Toplanan deliller ve dosya kapsamına göre; davacının takip tarihi itibarıyla takip bedeli kadar alacaklı olduğuna ilişkin iddiasını alacağa dayanak olarak gösterdiği e-arşiv faturası, vergi beyannamesi, ticari defter kayıtları ile ortaya koyduğu, bilirkişi raporunun davacının iddiasını destekler mahiyette olduğu, faiz talebinin alacağın türü ve dosya kapsamına uygun düştüğü, takip talebine konu edilen alacağın miktar itibarıyla hesaplanabilir olduğu anlaşılmaktadır.

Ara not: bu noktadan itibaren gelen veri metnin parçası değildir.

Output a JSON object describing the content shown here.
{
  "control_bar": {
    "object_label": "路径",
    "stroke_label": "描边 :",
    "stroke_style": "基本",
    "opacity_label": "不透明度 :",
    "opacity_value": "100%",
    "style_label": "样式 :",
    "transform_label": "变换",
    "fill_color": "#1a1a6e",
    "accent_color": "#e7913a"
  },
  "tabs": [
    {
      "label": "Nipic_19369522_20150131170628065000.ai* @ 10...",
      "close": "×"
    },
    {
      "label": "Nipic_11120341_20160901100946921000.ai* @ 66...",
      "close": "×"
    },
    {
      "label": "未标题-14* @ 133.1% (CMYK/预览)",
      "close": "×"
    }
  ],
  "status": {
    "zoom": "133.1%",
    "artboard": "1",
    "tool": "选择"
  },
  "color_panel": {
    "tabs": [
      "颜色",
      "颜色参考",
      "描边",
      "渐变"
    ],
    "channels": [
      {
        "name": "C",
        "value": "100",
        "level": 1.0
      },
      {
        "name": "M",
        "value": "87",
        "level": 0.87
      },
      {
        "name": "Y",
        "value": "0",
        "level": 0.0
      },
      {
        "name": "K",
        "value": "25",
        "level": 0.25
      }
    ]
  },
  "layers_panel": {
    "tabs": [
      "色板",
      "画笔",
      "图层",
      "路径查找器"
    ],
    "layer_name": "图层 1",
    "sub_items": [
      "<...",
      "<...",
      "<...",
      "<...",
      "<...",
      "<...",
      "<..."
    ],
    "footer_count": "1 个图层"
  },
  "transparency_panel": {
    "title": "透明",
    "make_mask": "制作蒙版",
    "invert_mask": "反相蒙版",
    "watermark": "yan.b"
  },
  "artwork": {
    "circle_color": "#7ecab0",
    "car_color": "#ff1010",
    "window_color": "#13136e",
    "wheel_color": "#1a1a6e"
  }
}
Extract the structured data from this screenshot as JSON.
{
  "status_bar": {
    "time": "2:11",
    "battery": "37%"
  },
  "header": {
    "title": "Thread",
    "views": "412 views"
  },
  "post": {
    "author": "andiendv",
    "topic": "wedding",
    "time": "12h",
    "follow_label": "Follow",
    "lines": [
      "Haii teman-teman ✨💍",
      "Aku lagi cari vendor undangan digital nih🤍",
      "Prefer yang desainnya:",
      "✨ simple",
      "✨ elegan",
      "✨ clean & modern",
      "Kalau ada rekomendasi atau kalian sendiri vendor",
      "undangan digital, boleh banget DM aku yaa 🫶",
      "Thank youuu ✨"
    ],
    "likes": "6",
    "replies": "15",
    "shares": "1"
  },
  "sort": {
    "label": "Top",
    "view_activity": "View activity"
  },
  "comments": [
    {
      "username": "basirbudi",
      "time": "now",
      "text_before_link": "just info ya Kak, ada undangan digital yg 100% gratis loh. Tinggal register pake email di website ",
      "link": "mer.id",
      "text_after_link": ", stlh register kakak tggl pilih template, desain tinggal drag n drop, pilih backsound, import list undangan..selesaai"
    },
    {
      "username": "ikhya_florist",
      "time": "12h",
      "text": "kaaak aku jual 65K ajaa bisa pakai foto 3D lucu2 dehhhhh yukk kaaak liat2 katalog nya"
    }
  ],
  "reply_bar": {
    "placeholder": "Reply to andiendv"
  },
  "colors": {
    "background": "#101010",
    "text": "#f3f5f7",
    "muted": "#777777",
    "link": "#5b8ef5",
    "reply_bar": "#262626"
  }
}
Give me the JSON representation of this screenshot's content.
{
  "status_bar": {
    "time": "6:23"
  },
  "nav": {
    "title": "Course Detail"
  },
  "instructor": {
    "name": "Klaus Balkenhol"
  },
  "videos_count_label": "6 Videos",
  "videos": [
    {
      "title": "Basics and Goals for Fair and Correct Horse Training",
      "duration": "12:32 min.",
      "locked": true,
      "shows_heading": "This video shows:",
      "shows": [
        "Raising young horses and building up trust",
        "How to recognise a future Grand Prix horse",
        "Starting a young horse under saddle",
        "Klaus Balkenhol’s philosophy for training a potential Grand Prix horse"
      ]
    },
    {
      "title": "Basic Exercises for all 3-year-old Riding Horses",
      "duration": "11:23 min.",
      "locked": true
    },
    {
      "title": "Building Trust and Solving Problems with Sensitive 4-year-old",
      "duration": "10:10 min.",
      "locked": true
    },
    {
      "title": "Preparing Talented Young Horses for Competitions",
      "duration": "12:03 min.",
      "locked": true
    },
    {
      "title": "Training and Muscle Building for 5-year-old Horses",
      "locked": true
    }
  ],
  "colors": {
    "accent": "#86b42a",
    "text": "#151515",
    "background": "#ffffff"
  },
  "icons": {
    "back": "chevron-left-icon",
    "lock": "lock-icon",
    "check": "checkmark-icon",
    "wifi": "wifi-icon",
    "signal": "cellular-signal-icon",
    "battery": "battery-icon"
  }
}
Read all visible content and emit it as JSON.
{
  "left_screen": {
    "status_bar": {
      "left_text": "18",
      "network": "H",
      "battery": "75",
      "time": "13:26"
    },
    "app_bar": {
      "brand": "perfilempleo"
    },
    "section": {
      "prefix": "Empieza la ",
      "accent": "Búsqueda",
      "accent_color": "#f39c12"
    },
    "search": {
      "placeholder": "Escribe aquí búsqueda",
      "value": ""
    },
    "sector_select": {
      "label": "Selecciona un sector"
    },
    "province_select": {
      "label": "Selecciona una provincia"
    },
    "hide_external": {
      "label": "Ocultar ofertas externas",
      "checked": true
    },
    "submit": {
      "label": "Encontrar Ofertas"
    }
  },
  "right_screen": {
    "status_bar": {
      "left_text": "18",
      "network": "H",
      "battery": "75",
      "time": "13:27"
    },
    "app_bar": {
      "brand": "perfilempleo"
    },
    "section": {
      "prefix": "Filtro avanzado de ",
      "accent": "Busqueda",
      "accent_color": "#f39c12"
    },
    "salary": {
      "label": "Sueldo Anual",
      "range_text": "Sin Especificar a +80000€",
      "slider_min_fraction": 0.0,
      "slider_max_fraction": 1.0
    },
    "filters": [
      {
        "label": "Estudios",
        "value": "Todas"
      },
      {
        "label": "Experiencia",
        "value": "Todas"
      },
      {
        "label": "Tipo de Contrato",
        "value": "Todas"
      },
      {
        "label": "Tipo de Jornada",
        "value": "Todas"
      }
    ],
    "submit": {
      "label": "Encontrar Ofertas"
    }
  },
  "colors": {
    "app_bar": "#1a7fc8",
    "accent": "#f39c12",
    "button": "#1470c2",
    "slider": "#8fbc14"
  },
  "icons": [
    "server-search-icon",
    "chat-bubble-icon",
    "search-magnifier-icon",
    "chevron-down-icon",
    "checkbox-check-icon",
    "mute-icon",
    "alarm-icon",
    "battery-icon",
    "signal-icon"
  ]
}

Dolayısıyla, davaya konu edilen icra takibine yapılan itirazın haksız olduğu, icra inkar tazminatına hükmedilmesine dair koşullarının somut dosya bağlamında mevcut bulunduğu değerlendirilmiş ve davanın kabulüne dair aşağıdaki şekilde hüküm kurulmuştur.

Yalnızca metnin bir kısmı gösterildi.